System ObjectID.................................. 1.3.6.1.4.1.9.1.1069
Redundancy Mode.................................. Disabled
IP Address....................................... 10.203.200.6
Last Reset....................................... Power on reset
System Up Time................................... 30 days 16 hrs 23 mins 34 secs
System Timezone Location......................... (GMT -5:00) Eastern Time (US and Canada)
System Stats Realtime Interval................... 5
System Stats Normal Interval..................... 180

Configured Country............................... US - United States
Operating Environment............................ Commercial (0 to 40 C)

--More-- or (q)uit
Internal Temp Alarm Limits....................... 0 to 65 C
Internal Temperature............................. +39 C
External Temperature............................. +22 C
Fan Status....................................... OK

State of 802.11b Network......................... Enabled
State of 802.11a Network......................... Enabled
Number of WLANs.................................. 7
Number of Active Clients......................... 67

Burned-in MAC Address............................ A4:93:4C:FB:E7:A0
Power Supply 1................................... Present, OK
Power Supply 2................................... Absent
Maximum number of APs supported.................. 100

WLC show time:

(Cisco Controller) >show time

Time............................................. Fri Aug 1 10:01:44 2014

Timezone delta................................... 0:0
Timezone location................................ (GMT -5:00) Eastern Time (US and Canada)

NTP Servers
NTP Polling Interval......................... 36000

Index NTP Key Index NTP Server NTP Msg Auth Status
------- ----------------------------------------------------------------------------------
1 0 172.16.50.1 AUTH DISABLED
2 0 172.16.50.2 AUTH DISABLED

I do not have console access to any of the AP's that are having the issue, but I know they are all 3602i AP's.

deyster94 · ‎08-01-2014

So I figured something else out. The 'Base Radio MAC' and 'Ethernet MAC' on the Join AP stats page is the same on the AP's that have not joined and different for the AP's that have joined. So I looked at the MAC address the switch the AP's are connected to shows and it's different. I added the different MAC address to the 'Authorized AP' list under the AP Policies page to see what would happen. Wouldn't you know, the AP joined the WLC.

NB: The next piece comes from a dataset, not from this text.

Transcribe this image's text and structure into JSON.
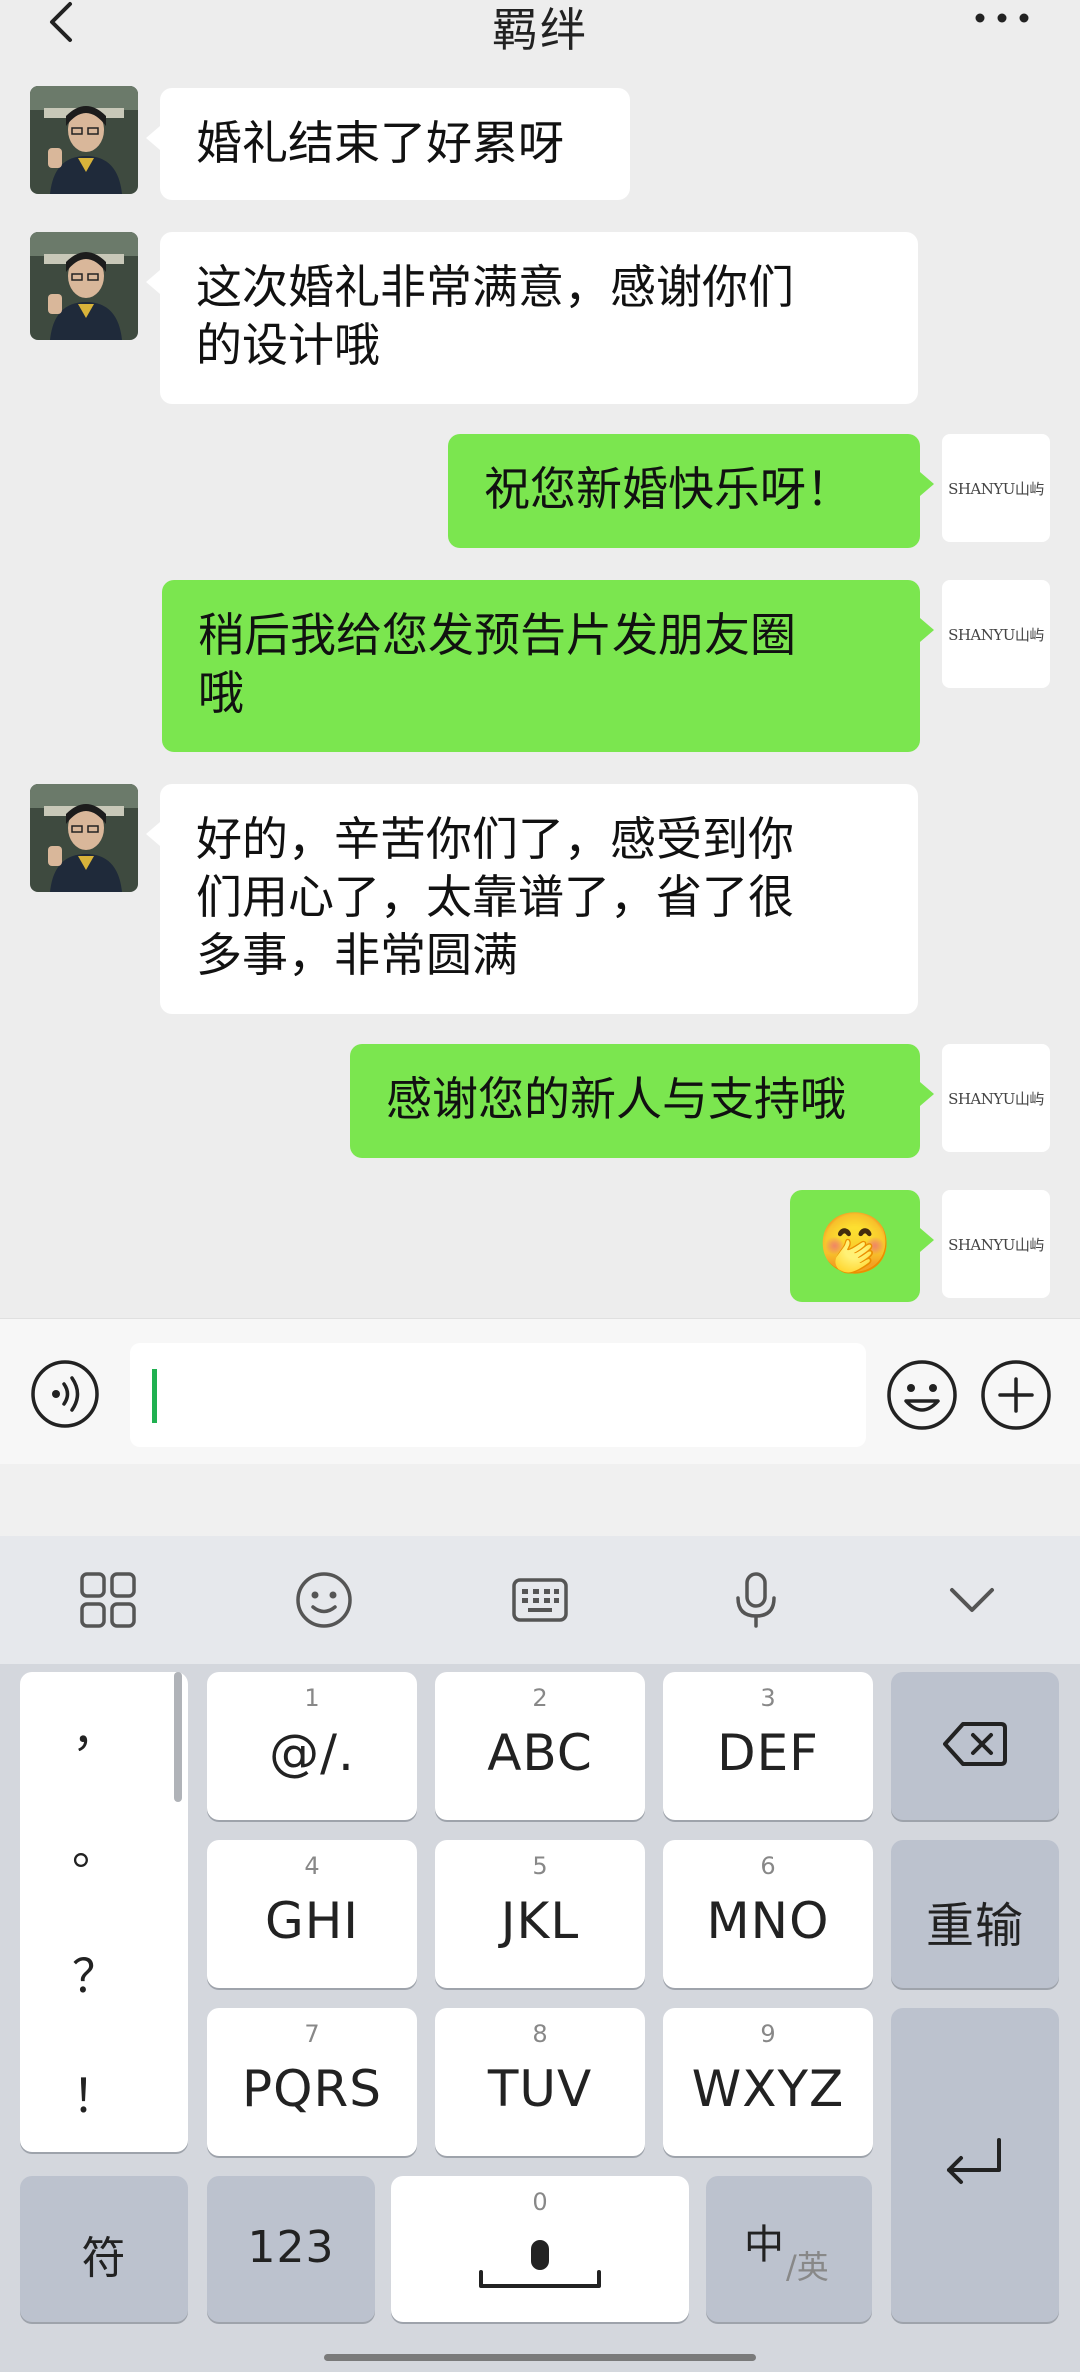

Now, this seems odd to me since the 'Authorize MIC AP's against auth-list or AAA' is disabled. Anyone know why this is happening? I have a TAC case open as well.

deyster94 · ‎08-01-2014

Well, here's the solution. These AP's where sent out with the mesh image, so I have to add their MAC address to the Authorized AP list. I did confirm this with TAC as well. Learn something new everyday.

Daniel Ordóñez Flores · ‎08-01-2014

Yep... That's ahas the problem. Just get them back to local mode

Espero que la información haya sido útil y si no tienes más preguntas recuerda cerrar el topic, seleccionando la respuesta como "Respuesta correcta"
**Please rate the answer if this information was useful***
**Por favor si la información fue util marca esta respuesta como correcta**

Matteo Comisso · ‎08-01-2014

Hi,

as you maybe know, an AP can find the controller in many different ways. My favourite is the DNS one:

- connect the APs to a network with a DHCP server

- create an A record in the DNS server with "cisco-capwap-controller." pointing to your WLC

- ensure that there are no ACLs and routing is ok

When you have done that, APs should be able to find the WLC.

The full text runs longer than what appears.